Most probably, your work will make use of some algorithms and data structures. Either your own, or such from previous work, or a combination of the two. In any case, provide information about the basic complexity of your algorithms, in particular their running time. Do this also if the the statement appears straightforward to you. For example, the running time of one of your algorithms may obviously be linear in the size of the input data. In any case, say it and provide an argument / proof for it!

Empirical analysis

Most probably, your work involves the implementation of an algorithm or data structure, or of a whole system. Whatever it is, your implementation should be thoroughly evaluated. The kind of evaluation depends on the nature of your problem. If the focus is on results of a particular quality, that should be evaluated. If the focus is on efficiency, running time and (if relevant) space consumption should be evaluated. Even if the focus is on quality, efficiency should be evaluated, too. One always wants to know the running time of a procedure and (if relevant) its space consumption. If there is a pre-processing phase, this should be evaluated separately. If the pre-processing consumes a lot of intermediate disk space or memory, that should also be evaluated. Think about the evaluation from the perspective of someone who wants to use your software in practice. What is it that you would want to know then?
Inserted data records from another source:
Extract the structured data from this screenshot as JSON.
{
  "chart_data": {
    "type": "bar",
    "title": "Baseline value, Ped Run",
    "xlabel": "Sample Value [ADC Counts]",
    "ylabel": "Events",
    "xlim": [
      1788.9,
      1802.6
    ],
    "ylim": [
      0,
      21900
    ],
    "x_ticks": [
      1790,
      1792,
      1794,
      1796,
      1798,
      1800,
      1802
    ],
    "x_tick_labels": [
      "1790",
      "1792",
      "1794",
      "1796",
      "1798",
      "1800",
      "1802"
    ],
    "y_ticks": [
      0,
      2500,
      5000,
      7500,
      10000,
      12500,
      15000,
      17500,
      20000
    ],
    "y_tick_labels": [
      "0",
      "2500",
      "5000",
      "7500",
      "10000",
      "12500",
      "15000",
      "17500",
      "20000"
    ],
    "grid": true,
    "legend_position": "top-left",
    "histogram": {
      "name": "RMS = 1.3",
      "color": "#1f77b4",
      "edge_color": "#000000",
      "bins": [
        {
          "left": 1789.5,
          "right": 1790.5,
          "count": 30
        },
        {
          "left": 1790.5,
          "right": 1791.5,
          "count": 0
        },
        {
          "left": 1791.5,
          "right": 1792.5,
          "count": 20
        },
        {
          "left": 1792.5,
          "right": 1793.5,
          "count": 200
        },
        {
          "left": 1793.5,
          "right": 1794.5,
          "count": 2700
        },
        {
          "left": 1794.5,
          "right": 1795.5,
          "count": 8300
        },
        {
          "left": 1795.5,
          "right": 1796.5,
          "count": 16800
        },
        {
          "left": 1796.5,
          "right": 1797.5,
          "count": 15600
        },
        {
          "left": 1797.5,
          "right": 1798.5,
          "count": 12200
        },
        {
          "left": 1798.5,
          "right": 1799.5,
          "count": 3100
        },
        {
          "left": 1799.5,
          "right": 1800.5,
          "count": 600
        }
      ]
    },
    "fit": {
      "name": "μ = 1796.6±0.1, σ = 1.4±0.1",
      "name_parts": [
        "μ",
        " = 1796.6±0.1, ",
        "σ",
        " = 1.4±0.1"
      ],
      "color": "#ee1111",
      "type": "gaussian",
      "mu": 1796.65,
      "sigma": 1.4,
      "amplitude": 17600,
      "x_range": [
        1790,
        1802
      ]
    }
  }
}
Typically, there are other approaches which can be used (either directly or with small modifications / adjustments) to solve your problem. As a minimum, compare to the best one of these approaches. If there is a variety of principally different approaches, pick the best one for each principle. If there is no solution yet for your problem, think of a simple baseline algorithm (= the straightforward solution) and compare to that. Sometimes there are two or even three simple baseline algorithms. Do your evaluation on at least three different data sets of different kinds and sizes. If the amount of work needed per data set is very large, it is OK to use only two data sets.